Pause. Then the friar whispered, "How do you know this?"

"Because it explains what followed. The state inquisitors faced a new problem. They still had no culprit and now they had a dead man to explain. What could they do next? Torture the boy's mother?

"They committed perjury. They disposed of the body and announced that they had found proof of Zorzi's guilt but he had escaped. Nothing too unexpected there, not in the Venetian system of justice. Case closed. But they made no effort to find out where he might have gone-they did not even question his mother about that!"

"Is there much more of this?" Fedele asked wearily.

"I fear there is, Brother. Because Foscari, before he died, perhaps prompted by his confessor, summoned sier Bernardo and told him the story of his brother's death. Bernardo went home and wisely told no one. Like a fool, though, he wrote it all in his diary, perhaps thinking that it might clear the family name at some far future date. He told the rest of you last Sunday. The sickness you had all thought cured erupted again; the buried corpse rose from the grave.

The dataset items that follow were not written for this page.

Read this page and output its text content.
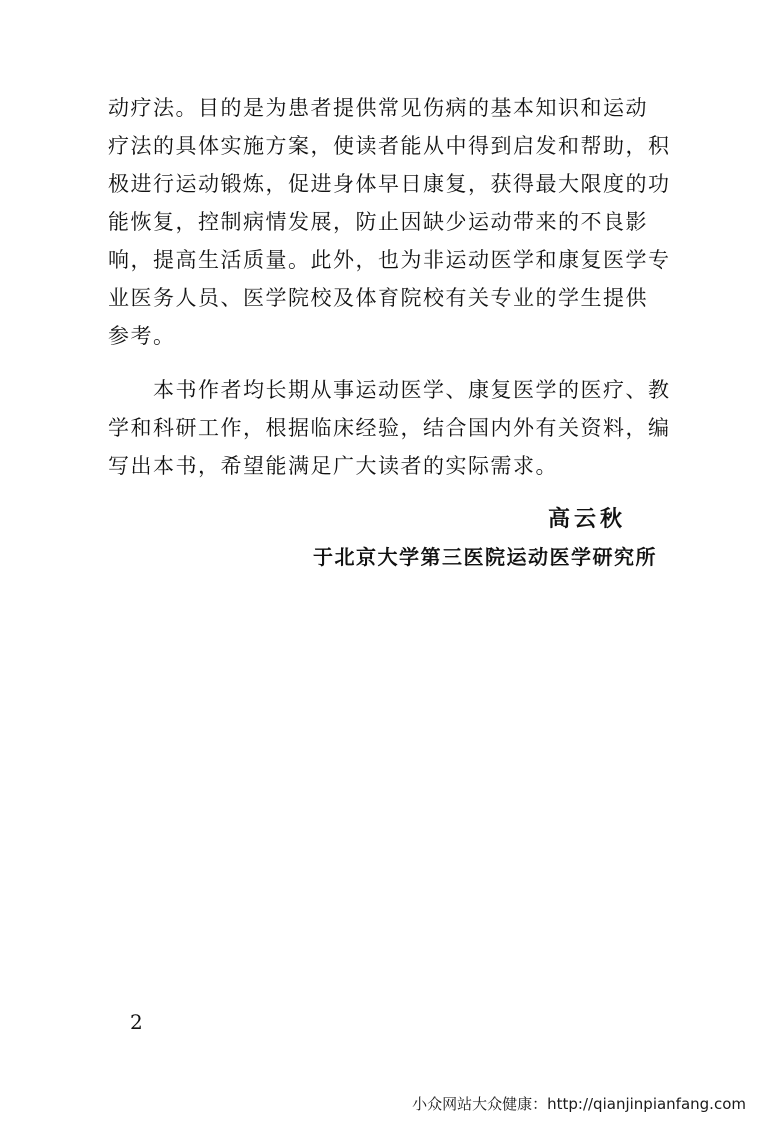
动疗法。目的是为患者提供常见伤病的基本知识和运动
疗法的具体实施方案，使读者能从中得到启发和帮助，积
极进行运动锻炼，促进身体早日康复，获得最大限度的功
能恢复，控制病情发展，防止因缺少运动带来的不良影
响，提高生活质量。此外，也为非运动医学和康复医学专
业医务人员、医学院校及体育院校有关专业的学生提供
参考。
本书作者均长期从事运动医学、康复医学的医疗、教
学和科研工作，根据临床经验，结合国内外有关资料，编
写出本书，希望能满足广大读者的实际需求。
高云秋
于北京大学第三医院运动医学研究所
2
小众网站大众健康：http://qianjinpianfang.com
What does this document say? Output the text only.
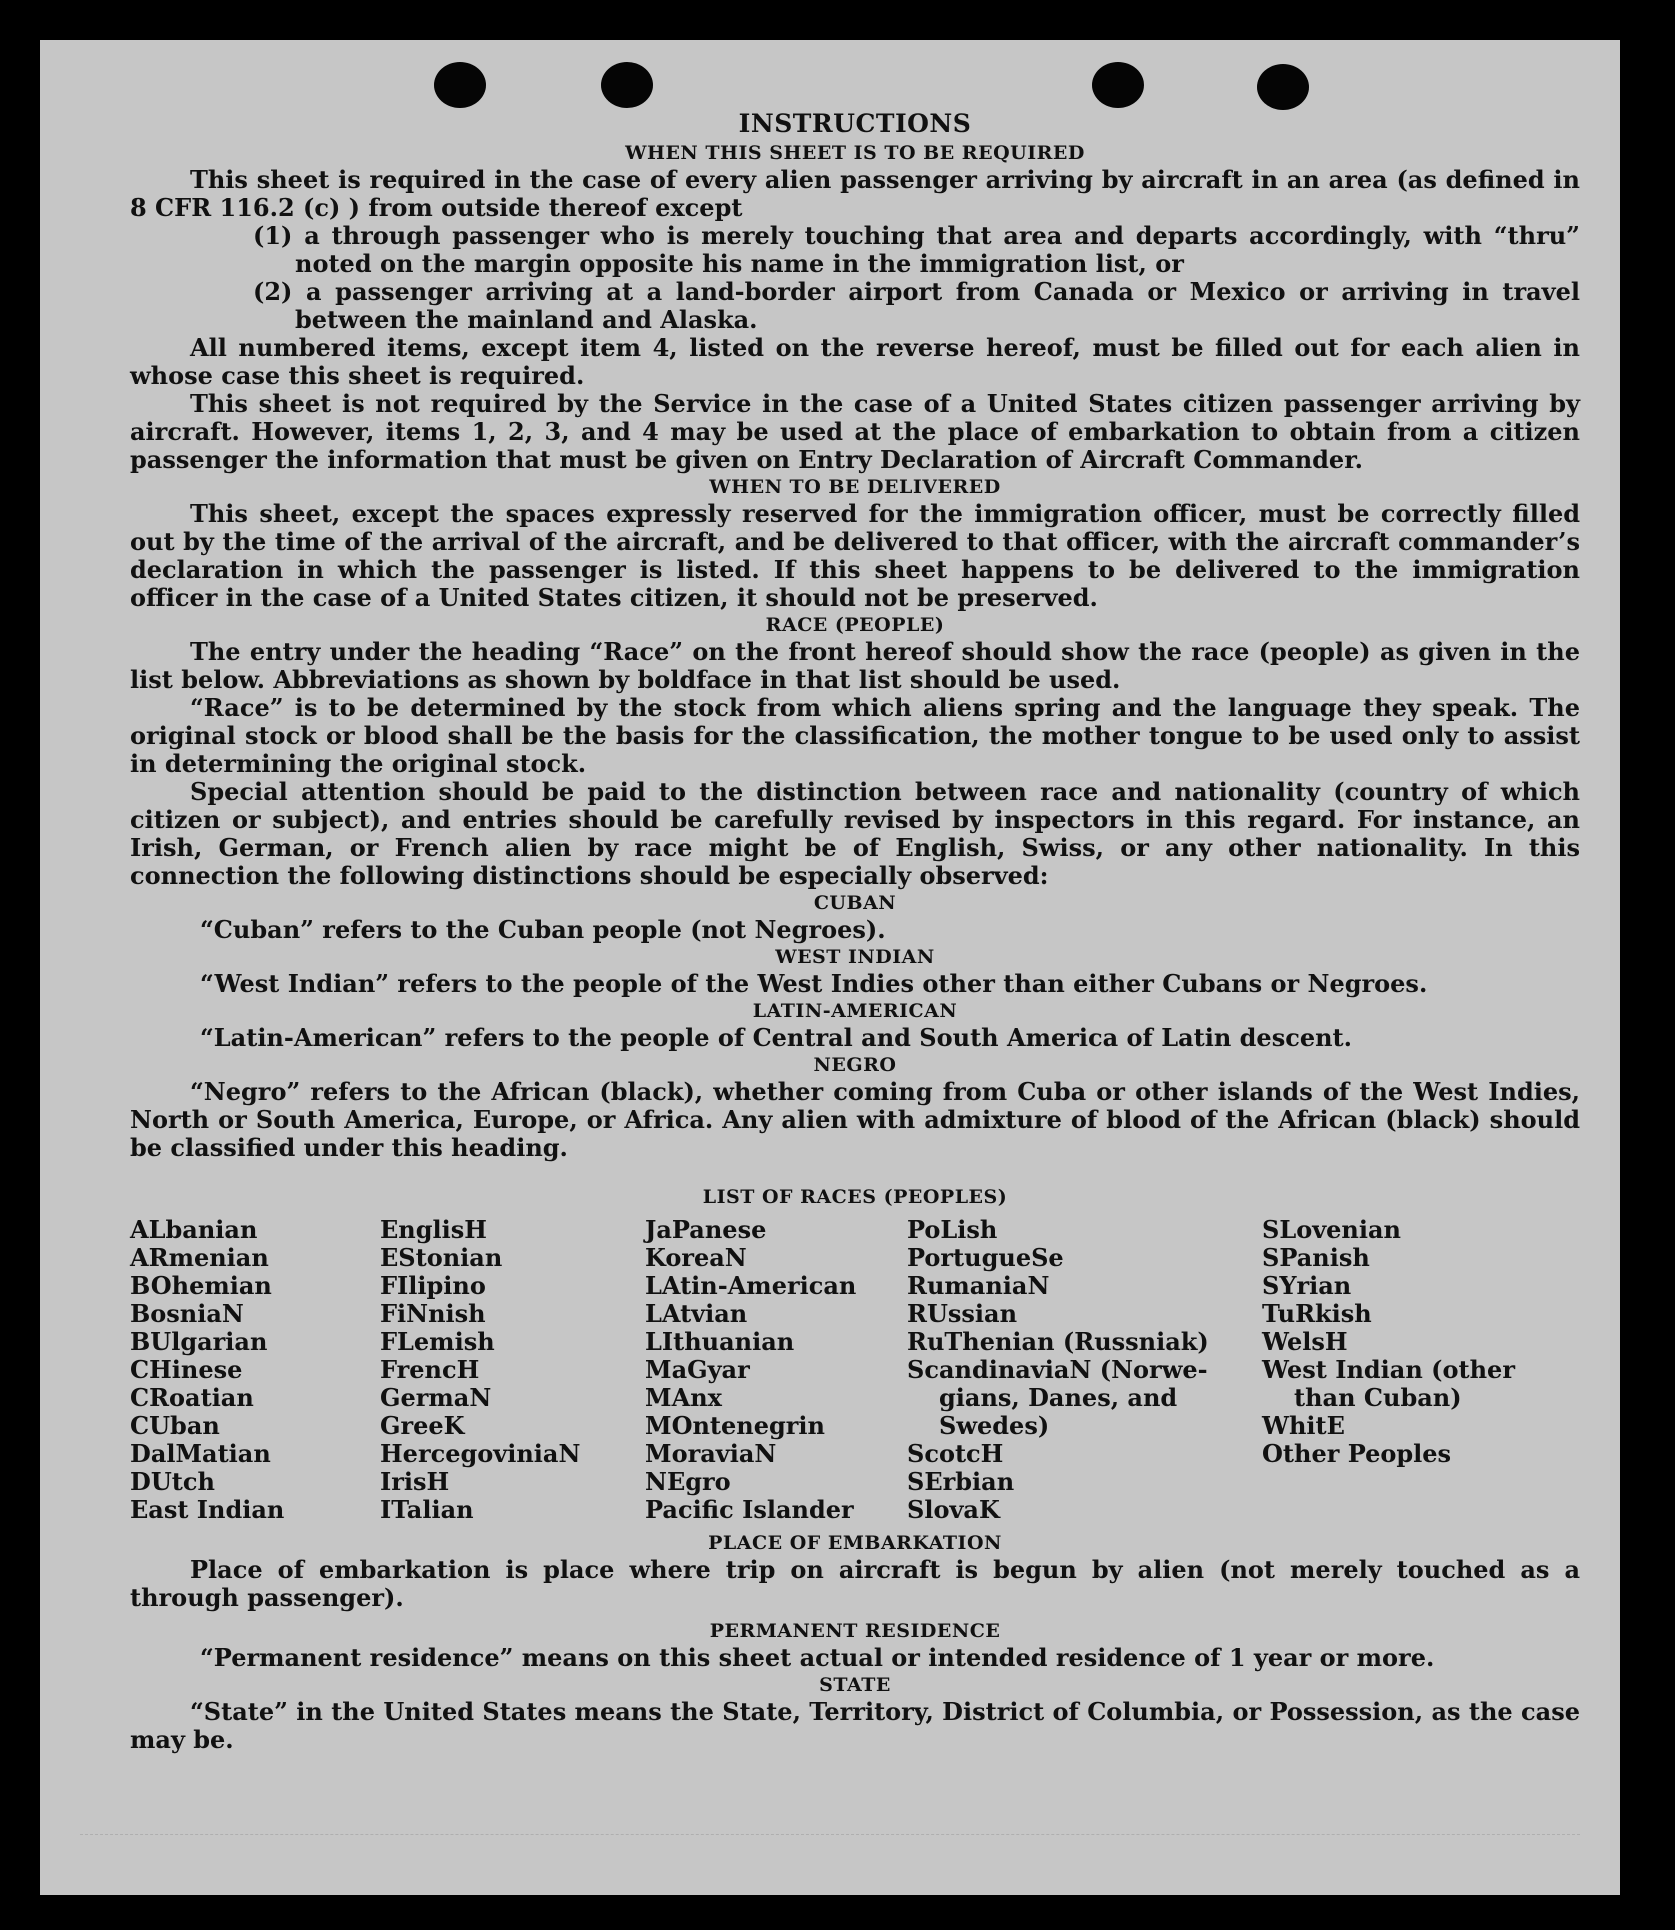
INSTRUCTIONS
WHEN THIS SHEET IS TO BE REQUIRED

This sheet is required in the case of every alien passenger arriving by aircraft in an area (as defined in 8 CFR 116.2 (c) ) from outside thereof except

(1) a through passenger who is merely touching that area and departs accordingly, with “thru” noted on the margin opposite his name in the immigration list, or

(2) a passenger arriving at a land-border airport from Canada or Mexico or arriving in travel between the mainland and Alaska.

All numbered items, except item 4, listed on the reverse hereof, must be filled out for each alien in whose case this sheet is required.

This sheet is not required by the Service in the case of a United States citizen passenger arriving by aircraft. However, items 1, 2, 3, and 4 may be used at the place of embarkation to obtain from a citizen passenger the information that must be given on Entry Declaration of Aircraft Commander.

WHEN TO BE DELIVERED

This sheet, except the spaces expressly reserved for the immigration officer, must be correctly filled out by the time of the arrival of the aircraft, and be delivered to that officer, with the aircraft commander’s declaration in which the passenger is listed. If this sheet happens to be delivered to the immigration officer in the case of a United States citizen, it should not be preserved.

RACE (PEOPLE)

The entry under the heading “Race” on the front hereof should show the race (people) as given in the list below. Abbreviations as shown by boldface in that list should be used.

“Race” is to be determined by the stock from which aliens spring and the language they speak. The original stock or blood shall be the basis for the classification, the mother tongue to be used only to assist in determining the original stock.

Special attention should be paid to the distinction between race and nationality (country of which citizen or subject), and entries should be carefully revised by inspectors in this regard. For instance, an Irish, German, or French alien by race might be of English, Swiss, or any other nationality. In this connection the following distinctions should be especially observed:

CUBAN

“Cuban” refers to the Cuban people (not Negroes).

WEST INDIAN

“West Indian” refers to the people of the West Indies other than either Cubans or Negroes.

LATIN-AMERICAN

“Latin-American” refers to the people of Central and South America of Latin descent.

NEGRO

“Negro” refers to the African (black), whether coming from Cuba or other islands of the West Indies, North or South America, Europe, or Africa. Any alien with admixture of blood of the African (black) should be classified under this heading.

LIST OF RACES (PEOPLES)
ALbanian
ARmenian
BOhemian
BosniaN
BUlgarian
CHinese
CRoatian
CUban
DalMatian
DUtch
East Indian
EnglisH
EStonian
FIlipino
FiNnish
FLemish
FrencH
GermaN
GreeK
HercegoviniaN
IrisH
ITalian
JaPanese
KoreaN
LAtin-American
LAtvian
LIthuanian
MaGyar
MAnx
MOntenegrin
MoraviaN
NEgro
Pacific Islander
PoLish
PortugueSe
RumaniaN
RUssian
RuThenian (Russniak)
ScandinaviaN (Norwe-
gians, Danes, and
Swedes)
ScotcH
SErbian
SlovaK
SLovenian
SPanish
SYrian
TuRkish
WelsH
West Indian (other
than Cuban)
WhitE
Other Peoples
PLACE OF EMBARKATION

Place of embarkation is place where trip on aircraft is begun by alien (not merely touched as a through passenger).

PERMANENT RESIDENCE

“Permanent residence” means on this sheet actual or intended residence of 1 year or more.

STATE

“State” in the United States means the State, Territory, District of Columbia, or Possession, as the case may be.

"Unfortunately, by then Jacopo had already read the diary. And he had told your mother that Zorzi had been betrayed by a whore. Your mother was the only person on earth who knew for a fact that Zorzi Michiel had not stabbed his father. All these years she had believed him safe and sound somewhere on the mainland. She determined to be revenged on the perjurer, whoever she might be."

"Alfeo, Alfeo! You are saying that my mother, donna Alina Orio, not only killed her husband but has now set out to kill all the fallen women in Venice?"